IHC Testing

what is immunohistochemistry

Overview

Immunohistochemistry (IHC), also known as immunostaining, is a routine but essential tool in diagnostic and research laboratories.

 

The process involves staining thin sections of tissues attached to glass slides.  IHC staining makes it possible to selectively identify clinically important protein biomarkers in the cells of the tissue section. The outcome allows you to visualize and document the distribution and localization of specific cellular components within cells.

what is immunohistochemistry

Applications

Immunohistochemistry (IHC) staining is widely and effectively used for diagnosing diseases such as abnormal cells in tissue samples with cancerous tumors. It is also used in deciding which treatment will be most effective for treating certain cancers.

 

IHC is also used in biological research in a variety of different ways, including normal tissue and organ development, pathological processes, wound healing, cell death and repair, and understanding the distribution and localization of biomarkers, to name a few.

 

IHC is also used in pharmaceutical research and development to evaluate drug efficacy and safety as well as identify patients who will likely benefit from a particular treatment.

immunohistochemistry, tissue sampling

The Problem

Immunohistochemistry (IHC) is an indispensable tool for molecular pathological diagnosis. However, it is an unfortunate truth, per numerous published journal articles, that Clinical IHC testing suffers from high error rates. (Reviewed in ref. 1)

 

In most clinical laboratory disciplines, the error rate is less than one percent (1).  However, in Clinical IHC testing, published studies reveal an error rate that is sometimes as high as 30 percent.  This complicates diagnosis and can lead to inappropriate patient management.

 

The high error rate can be largely attributed to the lack of consistent, easy-to-use, high-quality positive reagent controls and calibrators (1). The biggest problem with Clinical IHC controls is that the lab does not select controls with sufficiently low concentrations of analyte.  High analyte concentrations in a control create an aesthetically pleasing, strong appearance but are profoundly insensitive.  In addition, Class II or III IHC tests should always have on-slide controls.  The cost and difficulty of doing this, however, results in inconsistent adherence to regulatory guidelines. The time needed to identify, prepare, and test homemade controls is a drain on lab resources. Homemade controls are also inherently variable and are of unknown analyte concentration.

 

Purchasing on-slide controls in a ready-to-use format, with analyte concentrations already optimized to your immunostain, improves performance, simplifies compliance, and lowers your costs.

 

(1) SA Bogen. A Root Cause Analysis Into The High Error Rate In Clinical Immunohistochemistry. Immunohistochem. Mol.

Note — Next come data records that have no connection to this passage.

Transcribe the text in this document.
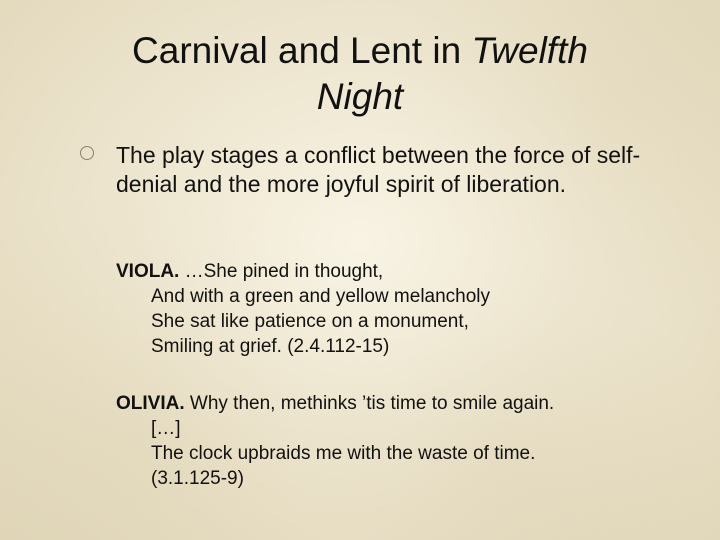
Carnival and Lent in Twelfth
Night
The play stages a conflict between the force of self-denial and the more joyful spirit of liberation.
VIOLA. …She pined in thought,
And with a green and yellow melancholy
She sat like patience on a monument,
Smiling at grief. (2.4.112-15)
OLIVIA. Why then, methinks ’tis time to smile again.
[…]
The clock upbraids me with the waste of time.
(3.1.125-9)
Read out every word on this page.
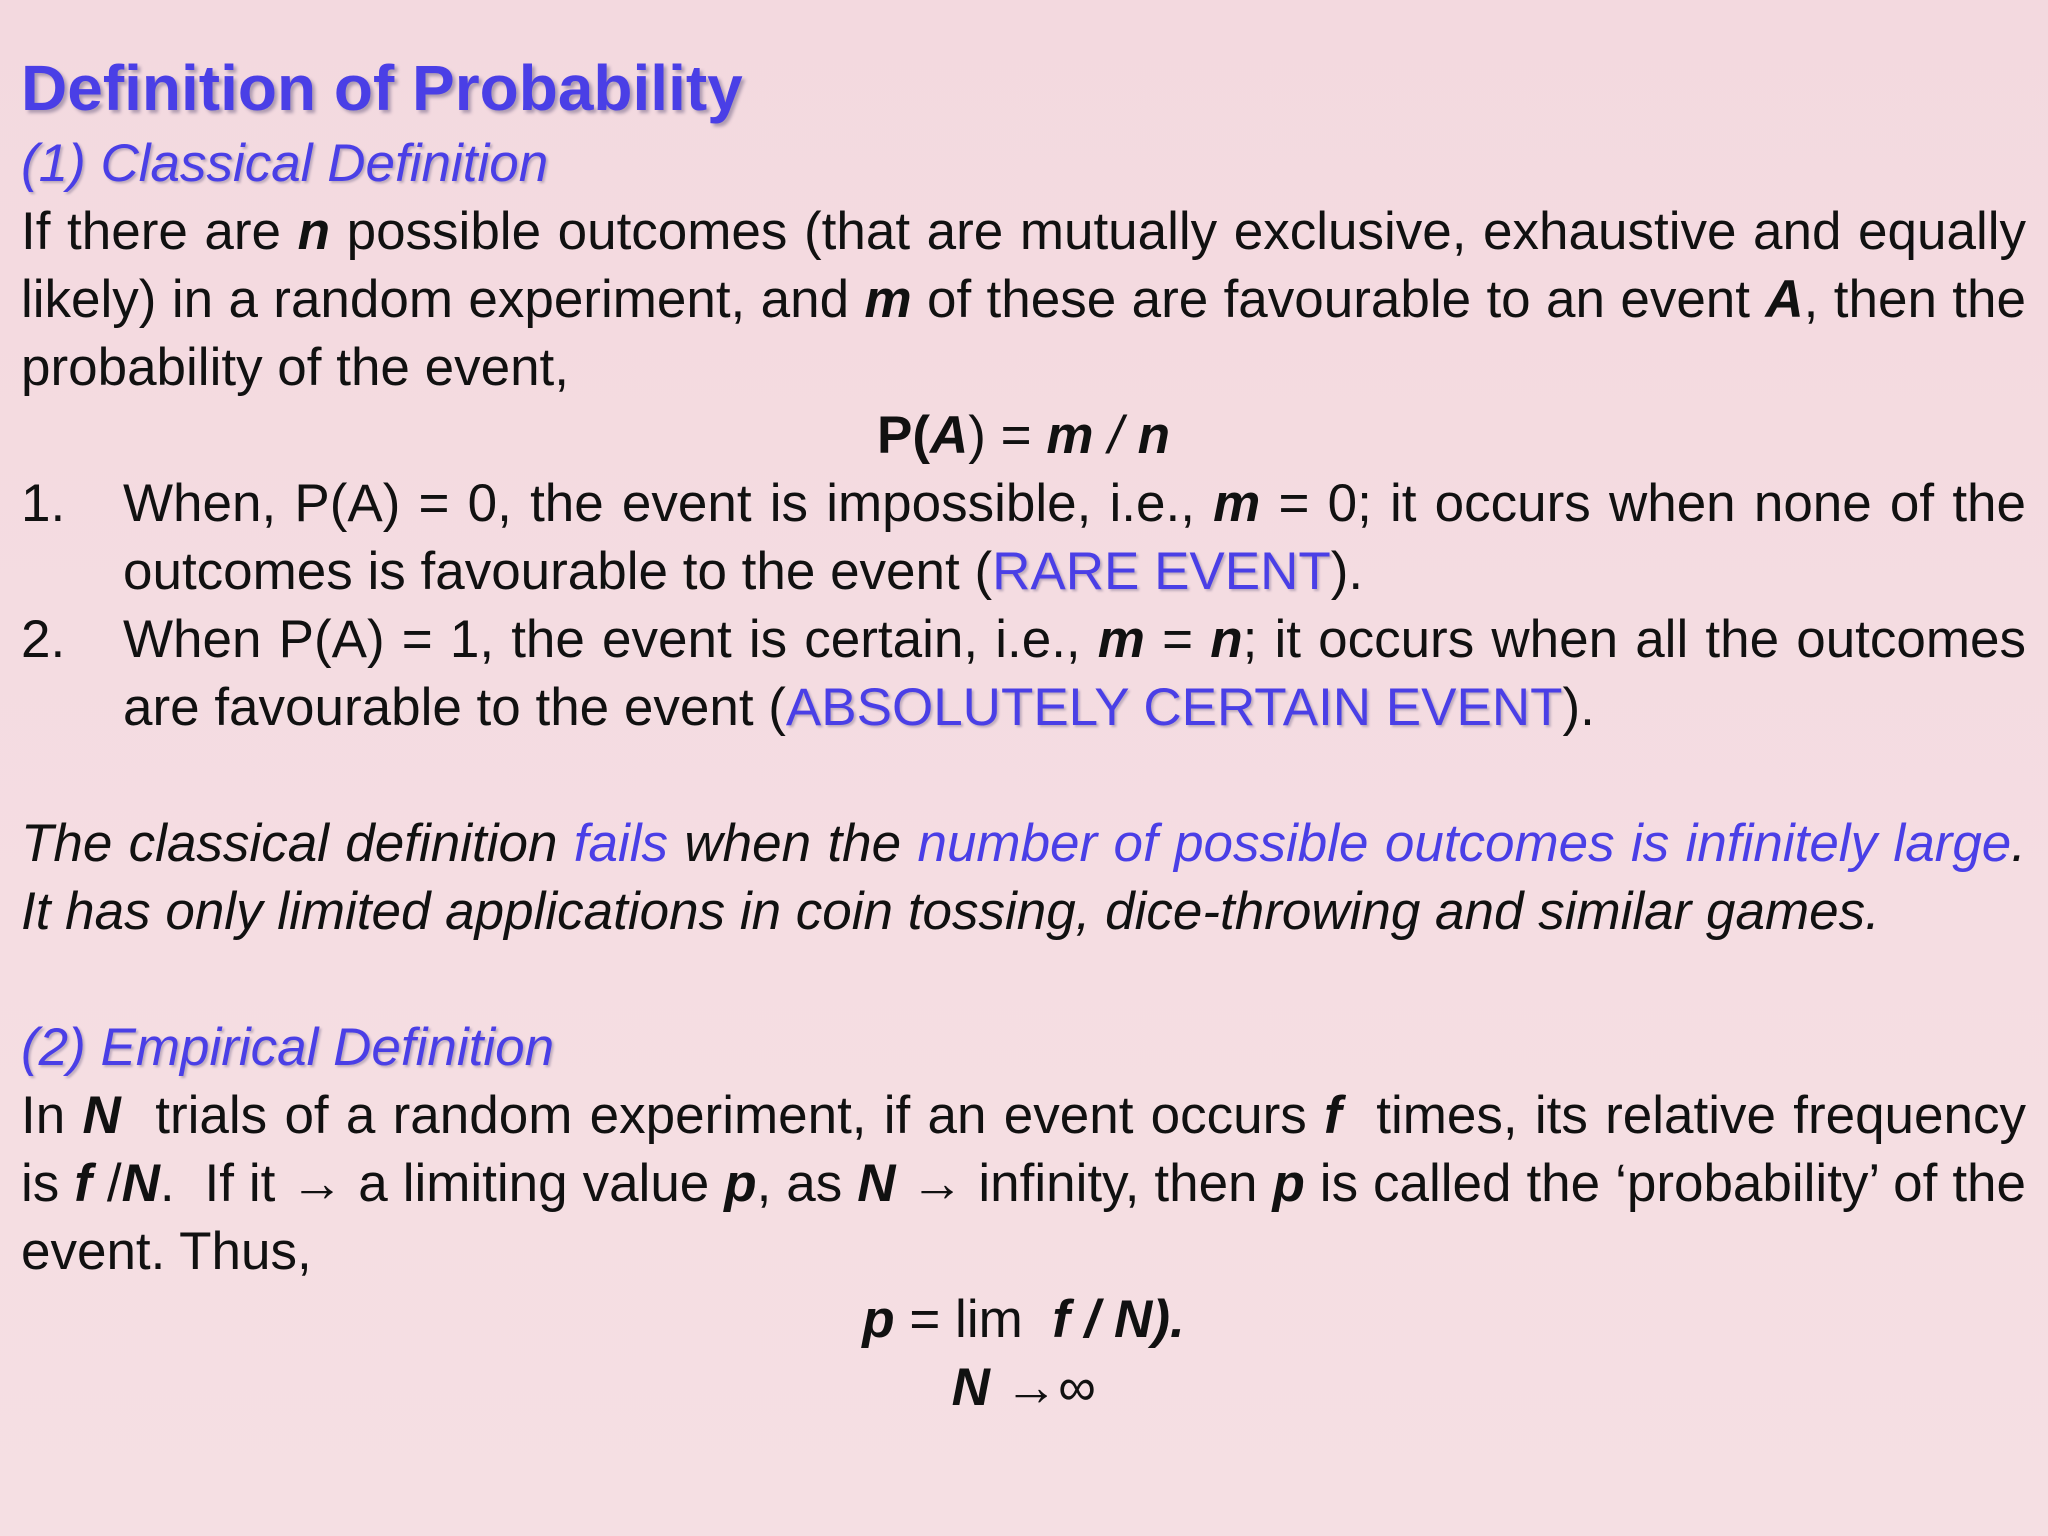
Definition of Probability
(1) Classical Definition
If there are n possible outcomes (that are mutually exclusive, exhaustive and equally likely) in a random experiment, and m of these are favourable to an event A, then the probability of the event,
P(A) = m / n
1.	When, P(A) = 0, the event is impossible, i.e., m = 0; it occurs when none of the outcomes is favourable to the event (RARE EVENT).
2.	When P(A) = 1, the event is certain, i.e., m = n; it occurs when all the outcomes are favourable to the event (ABSOLUTELY CERTAIN EVENT).
The classical definition fails when the number of possible outcomes is infinitely large. It has only limited applications in coin tossing, dice-throwing and similar games.
(2) Empirical Definition
In N  trials of a random experiment, if an event occurs f  times, its relative frequency is f /N.  If it → a limiting value p, as N → infinity, then p is called the ‘probability’ of the event. Thus,
p = lim  f / N).
N →∞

Morphol. 2019. In press.

immunohistochemistry calibrators, IHC calibrators

The Solution

Historically, the adoption of standardized controls and calibrators with concentrations traceable to an international standard was associated with a dramatic decline in clinical laboratory error rates in Clinical Chemistry, Immunology, and Hematology (1).  Boston Cell Standards brings the same tried and tested solutions to Clinical Immunohistochemistry.

 

IHControls are on-slide IHC staining controls that use proprietary tagged peptide targets, which provides for analytic traceability to an international concentration standard (2). This assures consistency day-to-day, lot-to-lot, and lab-to-lab.  IHControls’ performance in checking primary antibodies, detection kits, and antigen retrieval has been validated and published (3-5).

 

IHCalibrators are similar in construction but provide for precise measurement of the limit of detection, the most important parameter of analytic sensitivity.  With IHCalibrators, clinical IHC laboratory staff can ensure that their immunostain is configured correctly, capable of sensitively detecting the cellular biomarker in question.

 

The result is that IHControls and IHCalibrators place the clinical IHC lab on par with other types of clinical diagnostic labs, which already have commercial standardized test controls.

 

In addition to reduced error rate, the fact that IHControls can be easily purchased off-the-shelf means labs can finally eliminate the time-consuming task of producing inconsistent, non-standardized homemade tissue controls. IHControls have been extensively tested and validated, as described in a series of published papers.

 

 

(2) K Vani, et. al. Analytic response curves of clinical breast cancer IHC tests.  J. Histochem. Cytochem. 2017 65(5):273-283.

(3) SR Sompuram, et. al. Quantitative assessment of immunohistochemistry laboratory performance by measuring analytic response curves and limits of detection.  Arch. Pathol. Lab. Med.2018 142(7):851-862.

(4) K Vani, et. al.  The importance of epitope density in selecting a sensitive positive IHC control. .J. Histochem. Cytochem. 2017 65(8):463-477.

(5) SR Sompuram, et. al. Selecting an optimal positive IHC control for verifying antigen retrieval.  J. Histochem. Cytochem. 2019 67(4):275-289.